UNITÀ DEL SAPERE: IL NUOVO CICLO DI WEBINAR SULLE COMPETENZE E L’INTERDISCIPLINARIETÀ NELL’ERA DIGITALE

Unità del sapere: il nuovo ciclo di webinar sulle competenze e l’interdisciplinarietà nell’era digitale

ROMA\ aise\ - Da domani, 5 marzo, sulla piattaforma Digital Cultural Heritage, Arts and Humanities School (DiCultHer) avrà inizio il ciclo di seminari “Unità del Sapere” strutturato su 4 tematiche che saranno analizzate ogni primo venerdì del mese, da marzo a giugno: la complessità dell’Artificial Intelligence, il sapere tra discipline e interdisciplinarità, la sfida delle competenze nell’era digitale, e il rapporto tra Ricerca e Territori. Il progetto è coordinato da Carmine Marinucci, Presidente DiCultHer e da Olimpia Niglio, Hokkaido University.

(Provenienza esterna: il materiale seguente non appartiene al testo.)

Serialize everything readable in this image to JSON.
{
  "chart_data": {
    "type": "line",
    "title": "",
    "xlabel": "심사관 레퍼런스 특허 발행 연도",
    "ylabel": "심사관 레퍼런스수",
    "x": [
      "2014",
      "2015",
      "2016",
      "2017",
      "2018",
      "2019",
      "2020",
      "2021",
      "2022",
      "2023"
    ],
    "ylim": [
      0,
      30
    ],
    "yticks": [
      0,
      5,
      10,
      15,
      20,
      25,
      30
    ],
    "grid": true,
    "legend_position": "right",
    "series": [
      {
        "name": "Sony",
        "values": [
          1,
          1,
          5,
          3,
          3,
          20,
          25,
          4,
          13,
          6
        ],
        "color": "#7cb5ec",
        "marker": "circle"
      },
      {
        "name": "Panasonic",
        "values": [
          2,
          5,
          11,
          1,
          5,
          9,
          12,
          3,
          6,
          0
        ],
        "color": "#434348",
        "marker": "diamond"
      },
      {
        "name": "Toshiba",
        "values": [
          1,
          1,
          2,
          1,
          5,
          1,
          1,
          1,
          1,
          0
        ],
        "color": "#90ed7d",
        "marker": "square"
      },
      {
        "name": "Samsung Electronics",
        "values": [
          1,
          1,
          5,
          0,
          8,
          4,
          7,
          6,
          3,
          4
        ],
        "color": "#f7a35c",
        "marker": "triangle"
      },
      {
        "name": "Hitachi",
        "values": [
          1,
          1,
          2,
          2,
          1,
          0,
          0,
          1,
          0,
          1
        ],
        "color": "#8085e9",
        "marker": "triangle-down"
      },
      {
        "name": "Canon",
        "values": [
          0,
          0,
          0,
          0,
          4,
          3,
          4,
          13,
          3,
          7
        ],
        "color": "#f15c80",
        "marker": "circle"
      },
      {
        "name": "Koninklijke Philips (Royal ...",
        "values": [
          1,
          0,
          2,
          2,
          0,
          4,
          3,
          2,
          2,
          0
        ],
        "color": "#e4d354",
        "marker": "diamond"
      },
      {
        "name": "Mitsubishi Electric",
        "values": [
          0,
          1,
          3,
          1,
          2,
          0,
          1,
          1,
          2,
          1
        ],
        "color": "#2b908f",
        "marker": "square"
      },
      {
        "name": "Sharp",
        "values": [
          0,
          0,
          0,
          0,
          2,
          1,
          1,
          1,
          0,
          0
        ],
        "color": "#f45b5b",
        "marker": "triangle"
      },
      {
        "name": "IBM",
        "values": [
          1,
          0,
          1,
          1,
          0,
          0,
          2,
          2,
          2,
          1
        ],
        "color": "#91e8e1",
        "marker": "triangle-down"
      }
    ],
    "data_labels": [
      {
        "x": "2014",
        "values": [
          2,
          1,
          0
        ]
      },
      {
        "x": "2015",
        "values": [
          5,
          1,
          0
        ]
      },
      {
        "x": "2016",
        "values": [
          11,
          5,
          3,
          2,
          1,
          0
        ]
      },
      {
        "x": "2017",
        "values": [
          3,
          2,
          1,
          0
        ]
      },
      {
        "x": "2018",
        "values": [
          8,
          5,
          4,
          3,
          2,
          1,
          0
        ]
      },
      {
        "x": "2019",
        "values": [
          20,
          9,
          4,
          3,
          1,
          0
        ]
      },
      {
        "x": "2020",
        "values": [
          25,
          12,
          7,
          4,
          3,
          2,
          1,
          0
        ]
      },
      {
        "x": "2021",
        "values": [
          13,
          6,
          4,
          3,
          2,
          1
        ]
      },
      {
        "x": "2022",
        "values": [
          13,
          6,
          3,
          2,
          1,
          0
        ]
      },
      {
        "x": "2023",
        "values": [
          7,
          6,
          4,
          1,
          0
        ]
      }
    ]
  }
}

Il programma sulla complessità dell’Artificial Intelligence è a cura di Mons. Francesco Follo, esperto in linguistica computazionale e professore in Filosofia della Cultura e di Germano Paini, Presidente del Comitato Scientifico DiCultHer. Parteciperanno Gianmaria Ajani, giurista, già rettore dell’Università di Torino, Letizia Bindi, antropologa dell’Università del Molise, Dino Buzzetti, Università di Bologna, Maddalena Chimisso, dirigente scolastico dell’IIS Boccardi Tiberio di Termoli, Flavia Piccoli Nardelli, onorevole e componente della commissione parlamentare “Cultura, Scienza e Istruzione” e Olimpia Niglio, Hokkaido University.
Le diversificate questioni- che emergono dal modo in cui i nuovi dispositivi “decidono” le persone - richiedono un maggiore impegno per una qualità di vita che sia veramente umana e dignitosa, imparando non tanto ad avere di più, ma ad essere di più.
Questo ciclo di seminari – spiegano i promotori – intende analizzare questi nuovi paradigmi culturali attraverso lo studio delle relazioni fra sapere scientifico e sapere umanistico, fra lettura empirica della realtà e la sua lettura sapienziale per interrogarci sulla possibilità e sulle condizioni di una “unità del sapere” nello spazio dell’AI, al confronto dell’integrazione della razionalità scientifica con quella filosofica, la gnoseologia attraverso i diversi livelli di astrazione e il nostro grado di conoscenza della realtà, l’epistemologia con particolare riferimento al problema dei fondamenti e della portata del sapere scientifico, ma anche l’antropologia attraverso le risposte alle domande di senso che sorgono nel soggetto a partire dall’esperienza del reale. Un secondo livello di riflessioni, altrettanto rilevante, riguarda l’integrazione fra ragione naturale e fede religiosa, fra ciò che so e ciò che credo, fra filosofia, qui ampiamente intesa come conoscenza che nasce dall’ascolto sia della natura sia della coscienza interrogante, e teologia, come conoscenza che nasce dall’ascolto della parola di Dio.
Il Webinar del 5 marzo ha come target di riferimento principale la Comunità educante, per sostenere il pieno coinvolgimento dei ragazzi e dei loro docenti nei processi di costruzione identitaria e di cittadinanza attiva e vuole rappresentare una prima occasione per sostenere, realizzare e qualificare ulteriormente il rapporto tra il mondo della Scuola, dell’Università e delle Imprese nell’ottica della cosiddetta “Terza Missione” per sostenere continuità nel processo educativo, formativo e, soprattutto, integrazione della formazione con il tessuto sociale e produttivo di riferimento anche alla luce delle trasformazioni della società e del mercato del lavoro nazionale e internazionale. Una occasione anche per orientare le studentesse e gli studenti alle scelte, tanto di studio che di lavoro in un settore di particolare rilevanza per il presente e per il futuro.
I successivi webinar si terranno il 9 aprile, il 7 maggio e il 4 giugno e approfondiranno le tematiche: Il sapere tra discipline e interdisciplinarità; La sfida delle competenze nell’era digitale; e, infine, Il rapporto tra Ricerca e territori.